Fenelon Falls, originally named Cameron's Falls, was renamed after the township, which was named after François de Salignac de la Mothe-Fénelon (not to be confused with his more famous half-brother of the same name), who founded a mission on the Bay of Quinté.

The village of Fenelon Falls was incorporated in 1874. In 1876, the Victoria Railway reached Fenelon Falls. This line was taken over by the Midland Railway of Canada circa 1880, then absorbed into the Grand Trunk Railway (GTR) in 1893. In 1885, construction of the lock between Cameron and Sturgeon lake began. In 1923, CN took over the former GTR, operating the line until the burning of McLaren's Creek bridge near Lindsay in 1980 cut off the north end of the Haliburton Subdivision. In 1983, the line was abandoned with the track being removed by 1984. The line eventually became a public multi-use trail.

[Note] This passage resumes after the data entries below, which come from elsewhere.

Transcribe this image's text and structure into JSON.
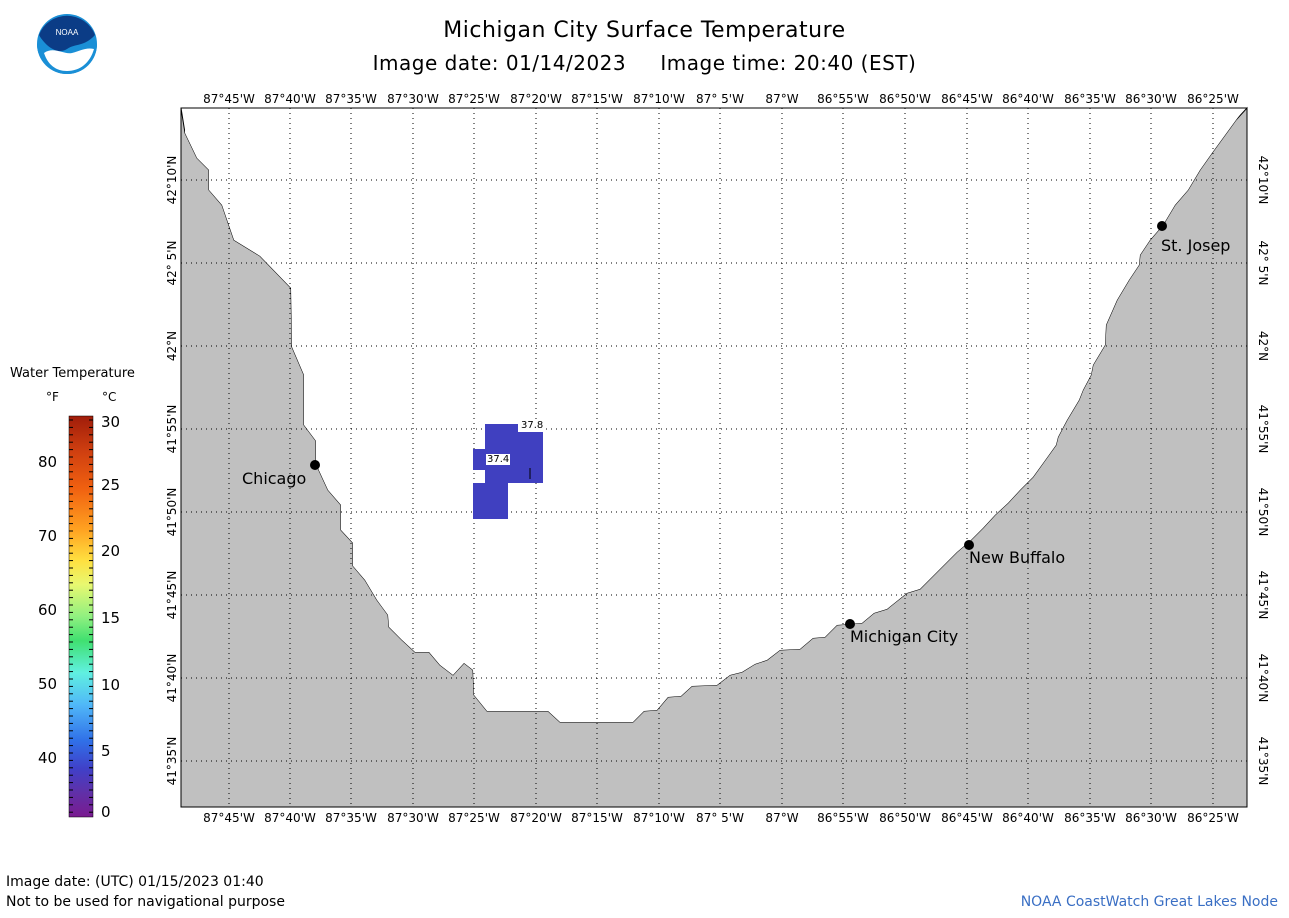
{
  "header": {
    "title": "Michigan City Surface Temperature",
    "subtitle": "Image date: 01/14/2023     Image time: 20:40 (EST)"
  },
  "logo": {
    "text": "NOAA",
    "icon": "noaa-logo-icon"
  },
  "map": {
    "land_color": "#c0c0c0",
    "water_color": "#ffffff",
    "lon_labels": [
      "87°45'W",
      "87°40'W",
      "87°35'W",
      "87°30'W",
      "87°25'W",
      "87°20'W",
      "87°15'W",
      "87°10'W",
      "87° 5'W",
      "87°W",
      "86°55'W",
      "86°50'W",
      "86°45'W",
      "86°40'W",
      "86°35'W",
      "86°30'W",
      "86°25'W"
    ],
    "lat_labels": [
      "42°10'N",
      "42° 5'N",
      "42°N",
      "41°55'N",
      "41°50'N",
      "41°45'N",
      "41°40'N",
      "41°35'N"
    ],
    "cities": [
      {
        "name": "Chicago"
      },
      {
        "name": "St. Josep"
      },
      {
        "name": "New Buffalo"
      },
      {
        "name": "Michigan City"
      }
    ],
    "temperature_patch_color": "#4040c0",
    "temperature_labels": [
      "37.8",
      "37.4"
    ]
  },
  "legend": {
    "title": "Water Temperature",
    "unit_f": "°F",
    "unit_c": "°C",
    "f_ticks": [
      "80",
      "70",
      "60",
      "50",
      "40"
    ],
    "c_ticks": [
      "30",
      "25",
      "20",
      "15",
      "10",
      "5",
      "0"
    ],
    "colors": [
      "#a01c0a",
      "#f06010",
      "#ffa020",
      "#ffe040",
      "#e8f870",
      "#90f080",
      "#40e070",
      "#60f0e0",
      "#50b8f8",
      "#3070e8",
      "#4040c8",
      "#6030a8",
      "#7a1a90"
    ]
  },
  "footer": {
    "utc_date": "Image date: (UTC) 01/15/2023  01:40",
    "notice": "Not to be used for navigational purpose",
    "credit": "NOAA CoastWatch Great Lakes Node"
  }
}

The Fenelon Falls Museum, open seasonally from May through October, is housed in the 1837 squared-timber home of James Wallis. "Virtual Museum.ca"

==Education==
- Fenelon Falls Secondary School
- Langton Public School
- Fenelon Adult Education and Training Centre

==Notable people==

- Raine Storey - Award-winning artist who grew up in Keswick before moving to Fenelon Falls
- Jenni Byrne - First female campaign manager for a winning federal party in Canada and former advisor to Prime Minister Stephen Harper was born in Fenelon Falls
- Emily Haines - Singer and songwriter grew up in Fenelon Falls

==Media==
- The Fenelon Falls Gazette was the local newspaper, established in 1873 by E.D. Hand. It was last printed in December 2004.
- The Central Ontario Visitor (another local publication) was printed and released weekly with the Fenelon Falls Gazette between the months of May through October from 1985 to 1999.
- In 2001, Fenelon Falls played host to an episode of the OLN reality television series Drifters: The Water Wars as they passed through the Trent-Severn Waterway.

==Events==
- Fenelon Falls is home to a night-time Santa Claus Parade called the "Santa Day Parade"
- Fenelon's Canada Day festivities and fireworks displays are held at Garnet Graham Park.
- Fenelon Falls hosted the annual Ride for Sight - Motorcyclists Fighting Blindness for a number of years in the early 1990s and again in the late 2000s at the Fenelon Fair Grounds, the latest being June 14–16, 2019.
- The Fenelon Agricultural Fair is held annually at the Fenelon Fair Grounds in mid-August, hosted by the Fenelon Falls Agricultural Society.
- The Fenelon Falls Agricultural Society also hosts other events at the fair grounds annually over the summer months, including a Car Show, Steam Show, Jamboree and Art Festival.